My mom and I were shuffled off to meet the “Nurse Navigator” who would scrape us up off the floor if we collapsed. We holed up in her office crying and wondering what was going to happen next.

Dr. Zuurbier was on a mission to keep things rolling for me. “Anything we can do today, we are going to do!” She went to set up for a sonogram-guided core biopsy of my left breast and then brought me back to the exam room for the procedure. I usually don’t like needles at all (I have been known to pass out cold), but I curled up on my side and went into a zen-like state while Dr. Zurbier injected the area with a numbing agent. Once I was numb, she started to dig into the side of my left breast. I could feel the pulling and tugging, and then Dr. Zuurbier commented “Gosh, I need a hammer and chisel to get through this dense breast tissue!” That was a mental image I could have done without. My mom was in the room this time and rubbed my legs while I stared off into space.  I seemed to be tapping into some inner strength that I didn’t know was there.

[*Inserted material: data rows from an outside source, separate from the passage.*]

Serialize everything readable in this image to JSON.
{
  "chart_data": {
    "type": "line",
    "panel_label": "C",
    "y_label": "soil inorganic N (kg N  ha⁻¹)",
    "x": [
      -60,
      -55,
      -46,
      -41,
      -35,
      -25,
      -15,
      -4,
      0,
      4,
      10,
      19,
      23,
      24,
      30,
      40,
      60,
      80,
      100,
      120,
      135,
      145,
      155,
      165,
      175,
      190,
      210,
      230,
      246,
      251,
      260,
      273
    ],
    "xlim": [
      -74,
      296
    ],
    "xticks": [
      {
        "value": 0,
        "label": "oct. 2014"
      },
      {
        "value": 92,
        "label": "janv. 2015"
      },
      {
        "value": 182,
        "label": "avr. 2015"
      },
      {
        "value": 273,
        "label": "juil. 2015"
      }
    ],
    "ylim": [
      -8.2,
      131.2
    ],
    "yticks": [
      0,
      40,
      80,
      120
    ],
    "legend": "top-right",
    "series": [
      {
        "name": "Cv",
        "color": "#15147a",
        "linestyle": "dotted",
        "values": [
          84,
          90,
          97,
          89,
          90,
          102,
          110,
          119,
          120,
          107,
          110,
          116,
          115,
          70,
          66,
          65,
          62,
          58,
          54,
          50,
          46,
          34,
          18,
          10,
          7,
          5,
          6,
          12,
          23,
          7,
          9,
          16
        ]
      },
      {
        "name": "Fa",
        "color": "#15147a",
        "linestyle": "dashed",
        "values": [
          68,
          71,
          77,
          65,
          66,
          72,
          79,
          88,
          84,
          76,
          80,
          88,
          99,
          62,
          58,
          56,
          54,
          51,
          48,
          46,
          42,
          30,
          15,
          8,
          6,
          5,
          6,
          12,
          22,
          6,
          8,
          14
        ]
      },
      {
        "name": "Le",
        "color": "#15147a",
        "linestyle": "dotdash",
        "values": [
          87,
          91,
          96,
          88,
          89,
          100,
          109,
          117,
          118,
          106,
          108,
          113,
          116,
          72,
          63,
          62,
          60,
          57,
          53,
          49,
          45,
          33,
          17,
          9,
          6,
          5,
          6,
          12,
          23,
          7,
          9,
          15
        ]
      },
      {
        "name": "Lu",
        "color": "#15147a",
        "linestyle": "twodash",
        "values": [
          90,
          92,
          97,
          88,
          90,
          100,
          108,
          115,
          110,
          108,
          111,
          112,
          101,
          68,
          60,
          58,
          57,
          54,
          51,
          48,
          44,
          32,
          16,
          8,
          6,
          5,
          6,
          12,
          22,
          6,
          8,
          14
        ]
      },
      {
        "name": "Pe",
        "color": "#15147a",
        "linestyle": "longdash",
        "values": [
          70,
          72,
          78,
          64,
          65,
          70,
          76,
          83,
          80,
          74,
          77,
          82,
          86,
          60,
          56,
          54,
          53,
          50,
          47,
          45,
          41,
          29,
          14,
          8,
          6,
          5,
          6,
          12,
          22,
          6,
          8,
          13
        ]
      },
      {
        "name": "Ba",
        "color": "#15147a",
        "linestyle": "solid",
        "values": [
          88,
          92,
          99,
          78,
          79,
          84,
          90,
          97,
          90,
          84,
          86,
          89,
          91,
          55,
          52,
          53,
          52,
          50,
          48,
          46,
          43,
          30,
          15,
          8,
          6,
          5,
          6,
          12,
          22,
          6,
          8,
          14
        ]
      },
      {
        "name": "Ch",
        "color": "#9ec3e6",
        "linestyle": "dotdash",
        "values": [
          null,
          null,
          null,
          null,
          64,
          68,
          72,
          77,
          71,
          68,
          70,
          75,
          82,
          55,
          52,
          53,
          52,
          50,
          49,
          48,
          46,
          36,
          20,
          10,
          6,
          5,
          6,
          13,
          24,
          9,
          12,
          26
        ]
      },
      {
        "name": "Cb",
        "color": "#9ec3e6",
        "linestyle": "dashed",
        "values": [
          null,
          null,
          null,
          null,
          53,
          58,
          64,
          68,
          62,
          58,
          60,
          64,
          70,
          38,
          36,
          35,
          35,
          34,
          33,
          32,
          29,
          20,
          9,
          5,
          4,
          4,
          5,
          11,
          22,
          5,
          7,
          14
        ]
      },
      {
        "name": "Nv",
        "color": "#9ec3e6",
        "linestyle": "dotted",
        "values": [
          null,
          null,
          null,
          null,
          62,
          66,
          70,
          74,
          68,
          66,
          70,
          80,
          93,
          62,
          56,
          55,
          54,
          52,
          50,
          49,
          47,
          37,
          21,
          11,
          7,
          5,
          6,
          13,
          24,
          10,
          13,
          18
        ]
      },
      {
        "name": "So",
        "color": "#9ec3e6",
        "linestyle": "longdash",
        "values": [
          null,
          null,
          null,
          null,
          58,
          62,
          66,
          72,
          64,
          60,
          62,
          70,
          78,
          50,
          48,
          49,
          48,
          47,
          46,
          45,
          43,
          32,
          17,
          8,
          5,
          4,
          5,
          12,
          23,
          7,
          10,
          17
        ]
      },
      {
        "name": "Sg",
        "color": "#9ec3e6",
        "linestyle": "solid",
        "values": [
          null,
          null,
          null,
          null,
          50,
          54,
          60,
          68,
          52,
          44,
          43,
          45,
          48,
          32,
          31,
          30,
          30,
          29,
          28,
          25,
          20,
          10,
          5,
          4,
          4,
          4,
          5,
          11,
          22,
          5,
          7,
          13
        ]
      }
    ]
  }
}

Dr. Zuurbier set off to find Dr. Colette Magnant, a top Breast Surgeon and
Director of the Sullivan Center’s Breast Cancer Program to see if she could get me on her schedule. A few minutes later, Dr. Magnant walked in, handed me her card, and said she had set up an apppoiment with me for the following Tuesday.  As luck would have it, we later found out that Dr. Magnant is a good friend of some very old close friends of ours (always nice to have a glowing reccomendation from someone you trust). Things seemed to be falling into place.

By the end of the day, I found out I had breast cancer, had a biopsy, got an appointment with a top surgeon, and was scheduled for an MRI and genetic testing.

We wrapped for the day, and I called my husband, Jim, to give  him the news. He was stunned and grabbed a cab to come meet me at Sibley.

Traffic was too heavy to drive home once Jim arrived, so we headed to dinner at an Indian Restaurant. I felt like I was in a weird dream. Did all that really just happen? Later that night, Jim and I sat in the living room. Jim said, “I don’t feel like you really have this.” I felt the same way. I guess that’s called denial.